In 1943, he was tasked with painting eight frescoes inspired by Alisher Navoi's poems in the newly built Navoi Theater in Tashkent. They were completed in 1947 and the artists who worked on the project, including Akhmarov, received the Stalin prize, 1st class. In 1949, he finished his graduate studies and returned full-time to Tashkent, where he taught at an art school. In 1952, he was summoned back to Moscow to create the Friendship of Peoples mosaic in the Kiyevskaya metro station. He was then asked to fully design the interior of the Opera and Ballet Theatre in Kazan, which he worked on between 1954 and 1955. From there, he worked on a variety of projects, including at the Hotel Ukraina, Ulugh Beg Museum, Institute of Oriental Studies, Navoi Museum, a sanatorium in Sochi and the Tashkent Metro.
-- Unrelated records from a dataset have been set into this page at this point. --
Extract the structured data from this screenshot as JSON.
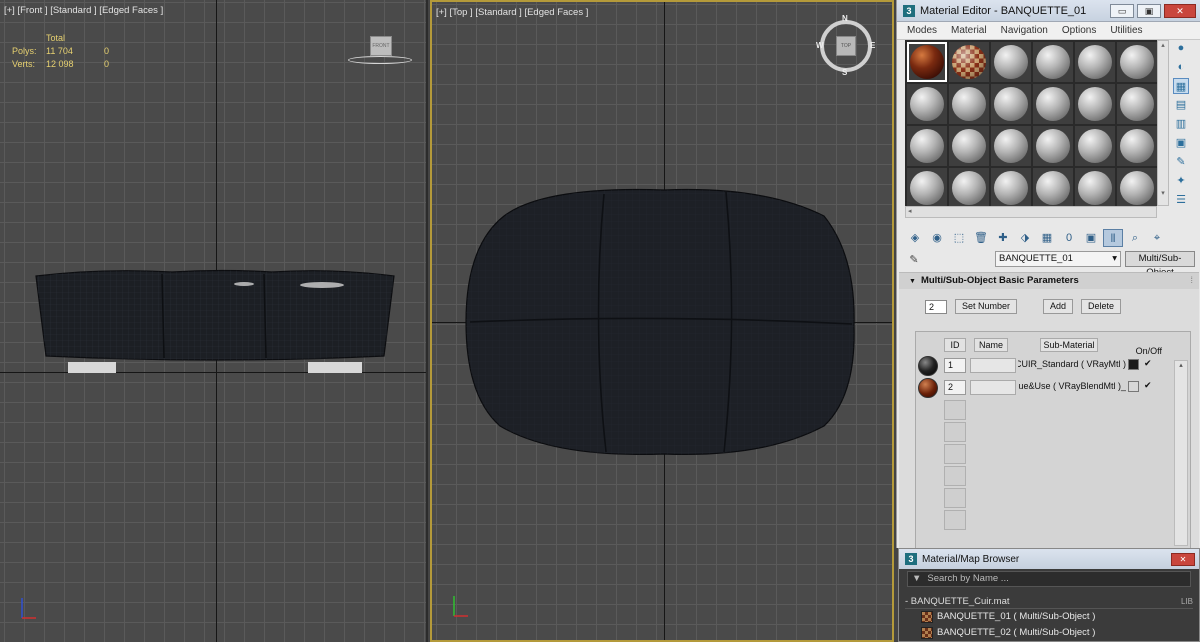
{
  "viewports": {
    "front": {
      "label": "[+] [Front ] [Standard ] [Edged Faces ]",
      "stats": {
        "total_label": "Total",
        "polys_label": "Polys:",
        "polys_total": "11 704",
        "polys_sel": "0",
        "verts_label": "Verts:",
        "verts_total": "12 098",
        "verts_sel": "0"
      }
    },
    "top": {
      "label": "[+] [Top ] [Standard ] [Edged Faces ]",
      "compass": {
        "n": "N",
        "s": "S",
        "e": "E",
        "w": "W",
        "cube": "TOP"
      }
    },
    "front_cube": "FRONT",
    "axis_colors": {
      "x": "#d03030",
      "y": "#30c030",
      "z": "#3050d0"
    }
  },
  "material_editor": {
    "title": "Material Editor - BANQUETTE_01",
    "app_icon": "3",
    "window_buttons": {
      "minimize": "▭",
      "maximize": "▣",
      "close": "✕"
    },
    "menu": [
      "Modes",
      "Material",
      "Navigation",
      "Options",
      "Utilities"
    ],
    "slot_scroll": {
      "left": "◂",
      "up": "▴",
      "down": "▾"
    },
    "side_tools": [
      {
        "icon": "sphere-icon",
        "glyph": "●"
      },
      {
        "icon": "backlight-icon",
        "glyph": "◐"
      },
      {
        "icon": "background-icon",
        "glyph": "▦"
      },
      {
        "icon": "uv-tiling-icon",
        "glyph": "▤"
      },
      {
        "icon": "video-color-icon",
        "glyph": "▥"
      },
      {
        "icon": "preview-icon",
        "glyph": "▣"
      },
      {
        "icon": "options-icon",
        "glyph": "✎"
      },
      {
        "icon": "select-by-material-icon",
        "glyph": "✦"
      },
      {
        "icon": "navigator-icon",
        "glyph": "☰"
      }
    ],
    "toolbar": [
      {
        "icon": "get-material-icon",
        "glyph": "◈"
      },
      {
        "icon": "put-to-scene-icon",
        "glyph": "◉"
      },
      {
        "icon": "assign-material-icon",
        "glyph": "⬚"
      },
      {
        "icon": "reset-icon",
        "glyph": "🗑"
      },
      {
        "icon": "make-copy-icon",
        "glyph": "✚"
      },
      {
        "icon": "make-unique-icon",
        "glyph": "⬗"
      },
      {
        "icon": "put-to-library-icon",
        "glyph": "▦"
      },
      {
        "icon": "material-id-icon",
        "glyph": "0"
      },
      {
        "icon": "show-in-viewport-icon",
        "glyph": "▣"
      },
      {
        "icon": "show-end-result-icon",
        "glyph": "⫴"
      },
      {
        "icon": "go-to-parent-icon",
        "glyph": "⌕"
      },
      {
        "icon": "go-forward-icon",
        "glyph": "⌖"
      }
    ],
    "material_name": "BANQUETTE_01",
    "name_dropdown_arrow": "▾",
    "material_type": "Multi/Sub-Object",
    "eyedropper": "✎",
    "rollout": {
      "title": "Multi/Sub-Object Basic Parameters",
      "collapse_glyph": "▼",
      "pin_glyph": "⁞",
      "count": "2",
      "set_number": "Set Number",
      "add": "Add",
      "delete": "Delete",
      "columns": {
        "id": "ID",
        "name": "Name",
        "sub_material": "Sub-Material",
        "on_off": "On/Off"
      },
      "rows": [
        {
          "id": "1",
          "name": "",
          "sub_material": "CUIR_Standard ( VRayMtl )",
          "swatch": "#1a1a1a",
          "check": "✔"
        },
        {
          "id": "2",
          "name": "",
          "sub_material": "_Laque&Use ( VRayBlendMtl )",
          "swatch": "#d8d8d8",
          "check": "✔"
        }
      ],
      "scroll_up": "▴"
    }
  },
  "browser": {
    "title": "Material/Map Browser",
    "close": "✕",
    "search_arrow": "▼",
    "search_placeholder": "Search by Name ...",
    "library": {
      "name": "- BANQUETTE_Cuir.mat",
      "tag": "LIB"
    },
    "items": [
      "BANQUETTE_01  ( Multi/Sub-Object )",
      "BANQUETTE_02  ( Multi/Sub-Object )"
    ]
  }
}
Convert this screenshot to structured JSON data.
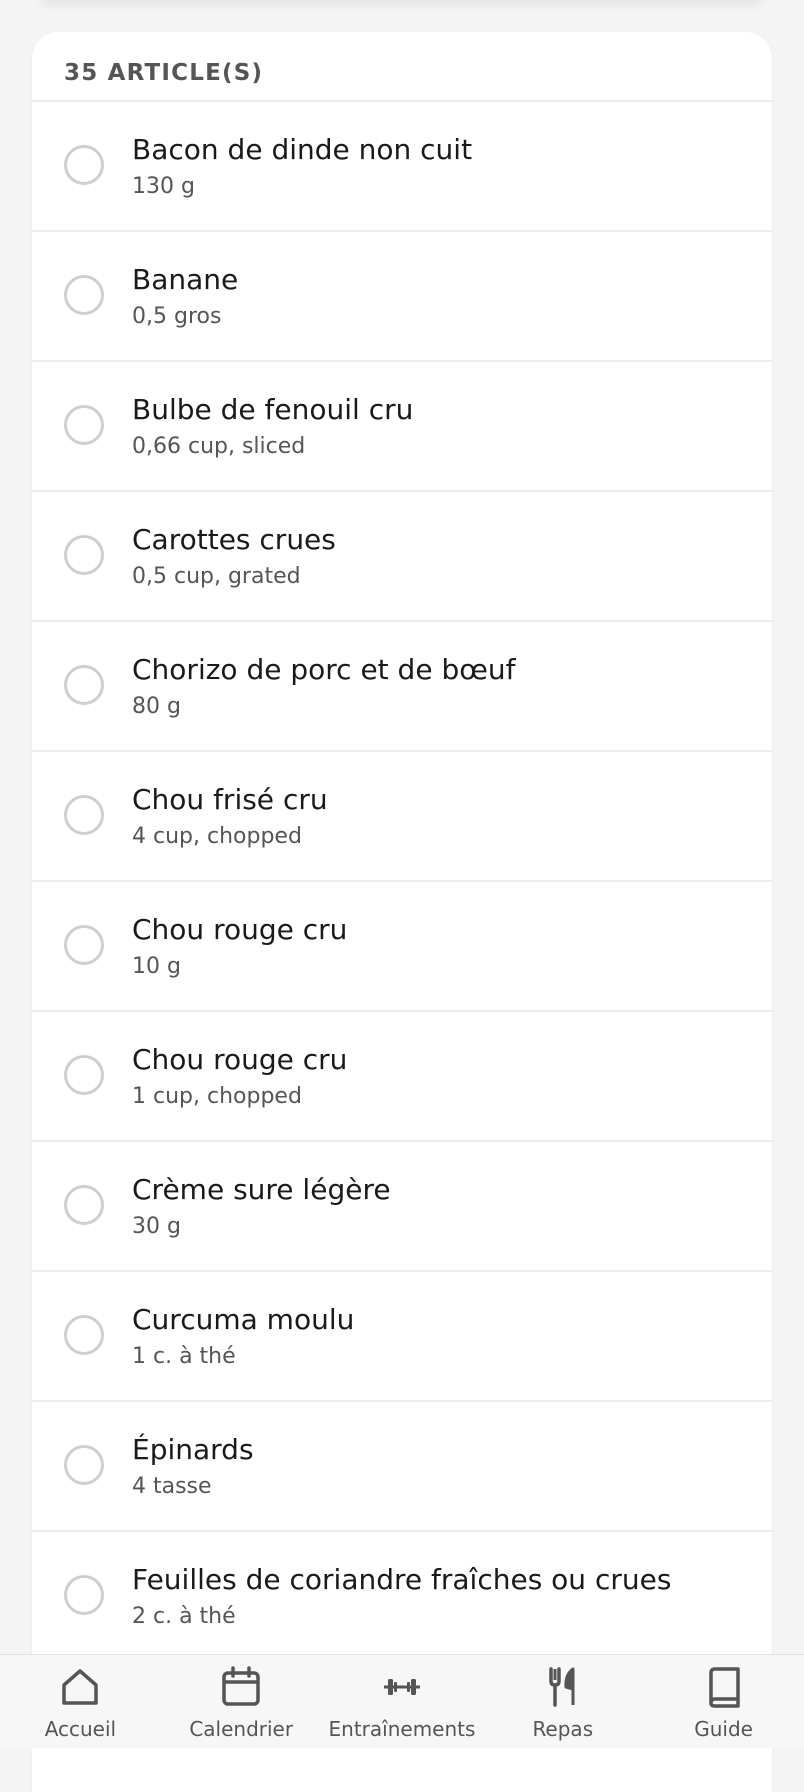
{
  "list": {
    "count_label": "35 ARTICLE(S)",
    "items": [
      {
        "name": "Bacon de dinde non cuit",
        "qty": "130 g"
      },
      {
        "name": "Banane",
        "qty": "0,5 gros"
      },
      {
        "name": "Bulbe de fenouil cru",
        "qty": "0,66 cup, sliced"
      },
      {
        "name": "Carottes crues",
        "qty": "0,5 cup, grated"
      },
      {
        "name": "Chorizo de porc et de bœuf",
        "qty": "80 g"
      },
      {
        "name": "Chou frisé cru",
        "qty": "4 cup, chopped"
      },
      {
        "name": "Chou rouge cru",
        "qty": "10 g"
      },
      {
        "name": "Chou rouge cru",
        "qty": "1 cup, chopped"
      },
      {
        "name": "Crème sure légère",
        "qty": "30 g"
      },
      {
        "name": "Curcuma moulu",
        "qty": "1 c. à thé"
      },
      {
        "name": "Épinards",
        "qty": "4 tasse"
      },
      {
        "name": "Feuilles de coriandre fraîches ou crues",
        "qty": "2 c. à thé"
      }
    ]
  },
  "nav": {
    "items": [
      {
        "label": "Accueil",
        "icon": "home-icon"
      },
      {
        "label": "Calendrier",
        "icon": "calendar-icon"
      },
      {
        "label": "Entraînements",
        "icon": "dumbbell-icon"
      },
      {
        "label": "Repas",
        "icon": "utensils-icon"
      },
      {
        "label": "Guide",
        "icon": "book-icon"
      }
    ]
  }
}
After the death of his wife in the early 1960s, Akhmarov returned to Tashkent and moved into a two-bedroom apartment in Chilanzar. He taught at the Tashkent Art Institute and returned to illustrating books. He created watercolour paintings for Maksud Sheikh-Zadeh's book on Ulugh Beg in 1962. The following year, he was invited to create the costumes and other artwork for the film adaption of the book, The Star of Ulugbek. His paintings are held in a number of private and public collections, including at the Museum of Arts of Uzbekistan, Museum of Applied Arts, Navoi State Museum of Literature and Kokand Literature Museum.

== Awards ==

- People's Illustrator of Uzbekistan (13 November 1964)
- Stalin Prize 1st class (1948)
- State Hamza Prize (1968)
- Order of the Red Banner of Labor (16 January 1950)
- Order of Friendship of Peoples (17 August 1982)
- Order of the Badge of Honor (6 December 1951)
- Order of Outstanding Merit (22 August 2001)

==Personal life==
Akhmarov died on 13 March 1995 in Tashkent. His wife, painter and academic Shamsroy Khasanova, had died c. 1961. His autobiography, On the Path to the Beautiful, was published in 2007.